To look at the performance side of things, the best way to illustrate this is running a couple of tests against the largest table in the NLS database, “daily_trial_balance”. The “daily_trial_balance” table contains the end-of-day balances of each active loan – including actual, effective and general ledger balances. If a loan has been active for one year, there will be 365 entries in this table related to that loan. Each row in this table consumes approximately 800 bytes of data.
The first test is on an NLS database that contains 4.8 million rows in the “daily_trial_balance” table. The data size of this table is 5GB. The test query is “select * from daily_trial_balance where acctrefno = x”, x being a random loan reference number.

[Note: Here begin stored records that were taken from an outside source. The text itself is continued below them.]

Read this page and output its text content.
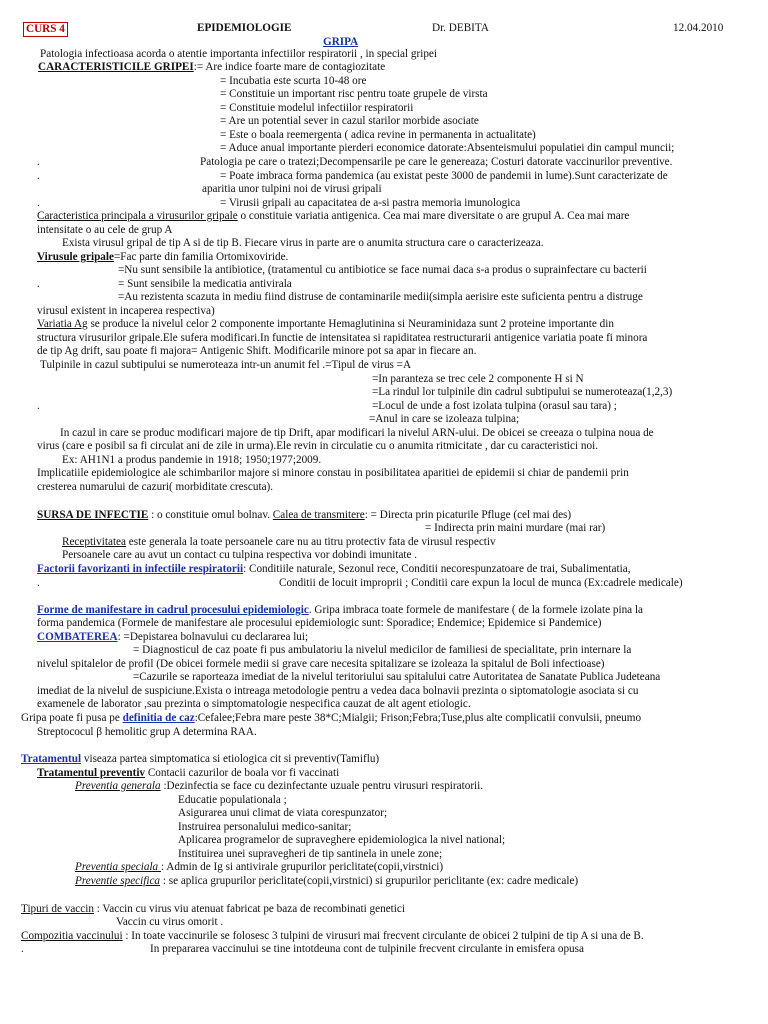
CURS 4	EPIDEMIOLOGIE	Dr. DEBITA	12.04.2010
GRIPA
Patologia infectioasa acorda o atentie importanta infectiilor respiratorii , in special gripei
CARACTERISTICILE GRIPEI:= Are indice foarte mare de contagiozitate
= Incubatia este scurta 10-48 ore
= Constituie un important risc pentru toate grupele de virsta
= Constituie modelul infectiilor respiratorii
= Are un potential sever in cazul starilor morbide asociate
= Este o boala reemergenta ( adica revine in permanenta in actualitate)
= Aduce anual importante pierderi economice datorate:Absenteismului populatiei din campul muncii;
.	Patologia pe care o tratezi;Decompensarile pe care le genereaza; Costuri datorate vaccinurilor preventive.
.	= Poate imbraca forma pandemica (au existat peste 3000 de pandemii in lume).Sunt caracterizate de
aparitia unor tulpini noi de virusi gripali
.	= Virusii gripali au capacitatea de a-si pastra memoria imunologica
Caracteristica principala a virusurilor gripale o constituie variatia antigenica. Cea mai mare diversitate o are grupul A. Cea mai mare
intensitate o au cele de grup A
Exista virusul gripal de tip A si de tip B. Fiecare virus in parte are o anumita structura care o caracterizeaza.
Virusule gripale=Fac parte din familia Ortomixoviride.
=Nu sunt sensibile la antibiotice, (tratamentul cu antibiotice se face numai daca s-a produs o suprainfectare cu bacterii
.	= Sunt sensibile la medicatia antivirala
=Au rezistenta scazuta in mediu fiind distruse de contaminarile medii(simpla aerisire este suficienta pentru a distruge
virusul existent in incaperea respectiva)
Variatia Ag se produce la nivelul celor 2 componente importante Hemaglutinina si Neuraminidaza sunt 2 proteine importante din
structura virusurilor gripale.Ele sufera modificari.In functie de intensitatea si rapiditatea restructurarii antigenice variatia poate fi minora
de tip Ag drift, sau poate fi majora= Antigenic Shift. Modificarile minore pot sa apar in fiecare an.
Tulpinile in cazul subtipului se numeroteaza intr-un anumit fel .=Tipul de virus =A
=In paranteza se trec cele 2 componente H si N
=La rindul lor tulpinile din cadrul subtipului se numeroteaza(1,2,3)
.	=Locul de unde a fost izolata tulpina (orasul sau tara) ;
=Anul in care se izoleaza tulpina;
In cazul in care se produc modificari majore de tip Drift, apar modificari la nivelul ARN-ului. De obicei se creeaza o tulpina noua de
virus (care e posibil sa fi circulat ani de zile in urma).Ele revin in circulatie cu o anumita ritmicitate , dar cu caracteristici noi.
Ex: AH1N1 a produs pandemie in 1918; 1950;1977;2009.
Implicatiile epidemiologice ale schimbarilor majore si minore constau in posibilitatea aparitiei de epidemii si chiar de pandemii prin
cresterea numarului de cazuri( morbiditate crescuta).
SURSA DE INFECTIE : o constituie omul bolnav. Calea de transmitere: = Directa prin picaturile Pfluge (cel mai des)
= Indirecta prin maini murdare (mai rar)
Receptivitatea este generala la toate persoanele care nu au titru protectiv fata de virusul respectiv
Persoanele care au avut un contact cu tulpina respectiva vor dobindi imunitate .
Factorii favorizanti in infectiile respiratorii: Conditiile naturale, Sezonul rece, Conditii necorespunzatoare de trai, Subalimentatia,
.	Conditii de locuit improprii ; Conditii care expun la locul de munca (Ex:cadrele medicale)
Forme de manifestare in cadrul procesului epidemiologic. Gripa imbraca toate formele de manifestare ( de la formele izolate pina la
forma pandemica (Formele de manifestare ale procesului epidemiologic sunt: Sporadice; Endemice; Epidemice si Pandemice)
COMBATEREA: =Depistarea bolnavului cu declararea lui;
= Diagnosticul de caz poate fi pus ambulatoriu la nivelul medicilor de familiesi de specialitate, prin internare la
nivelul spitalelor de profil (De obicei formele medii si grave care necesita spitalizare se izoleaza la spitalul de Boli infectioase)
=Cazurile se raporteaza imediat de la nivelul teritoriului sau spitalului catre Autoritatea de Sanatate Publica Judeteana
imediat de la nivelul de suspiciune.Exista o intreaga metodologie pentru a vedea daca bolnavii prezinta o siptomatologie asociata si cu
examenele de laborator ,sau prezinta o simptomatologie nespecifica cauzat de alt agent etiologic.
Gripa poate fi pusa pe definitia de caz:Cefalee;Febra mare peste 38*C;Mialgii; Frison;Febra;Tuse,plus alte complicatii convulsii, pneumo
Streptococul β hemolitic grup A determina RAA.
Tratamentul viseaza partea simptomatica si etiologica cit si preventiv(Tamiflu)
Tratamentul preventiv Contacii cazurilor de boala vor fi vaccinati
Preventia generala :Dezinfectia se face cu dezinfectante uzuale pentru virusuri respiratorii.
Educatie populationala ;
Asigurarea unui climat de viata corespunzator;
Instruirea personalului medico-sanitar;
Aplicarea programelor de supraveghere epidemiologica la nivel national;
Instituirea unei supravegheri de tip santinela in unele zone;
Preventia speciala : Admin de Ig si antivirale grupurilor periclitate(copii,virstnici)
Preventie specifica : se aplica grupurilor periclitate(copii,virstnici) si grupurilor periclitante (ex: cadre medicale)
Tipuri de vaccin : Vaccin cu virus viu atenuat fabricat pe baza de recombinati genetici
Vaccin cu virus omorit .
Compozitia vaccinului : In toate vaccinurile se folosesc 3 tulpini de virusuri mai frecvent circulante de obicei 2 tulpini de tip A si una de B.
.	In prepararea vaccinului se tine intotdeuna cont de tulpinile frecvent circulante in emisfera opusa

This would be equivalent to selecting the Daily Trial Balance tab of a loan. I am running this test in Microsoft SQL Server Management Studio and using the SET STATISTICS TIME option in SQL, the execution time is 0.297 seconds:
SQL Server parse and compile time:
CPU time = 0 ms, elapsed time = 0 ms.
(306 row(s) affected)
SQL Server Execution Times:
CPU time = 16 ms, elapsed time = 297 ms.
The second test is on a “daily_trial_balance” table that contains 48 million rows, an order of magnitude larger in size. To make sure that there is no help from the cache, I restarted the database server prior to the query test. The data size of this table is 42.7GB. Using the same basic query, the execution time is 0.269 seconds:
SQL Server parse and compile time:
CPU time = 0 ms, elapsed time = 0 ms.
(306 row(s) affected)
SQL Server Execution Times:
CPU time = 15 ms, elapsed time = 269 ms.
The final test is on a “daily_trial_balance” table that contains 480 million rows, again an order of magnitude larger in size. Once again I restarted the database server prior to the query test. The data size of this table is 420GB. Using the same basic query, the execution time is 0.271 seconds:
SQL Server parse and compile time:
CPU time = 0 ms, elapsed time = 0 ms.
(306 row(s) affected)
SQL Server Execution Times:
CPU time = 15 ms, elapsed time = 271 ms.
To answer the question – Does size of data affect performance? – the short answer is no. As you can see in the timings of the three different queries, the time and size do not correlate on a chart. Increasing the data size by 1,000% and then again by 1,000% did not change the actual time to query a random loan’s daily trial balance entries. The small fluctuations between timings, specifically the smaller of the tables has to do with other load on the server.
With a properly indexed database, finding specific data even in very large datasets can be very fast and efficient.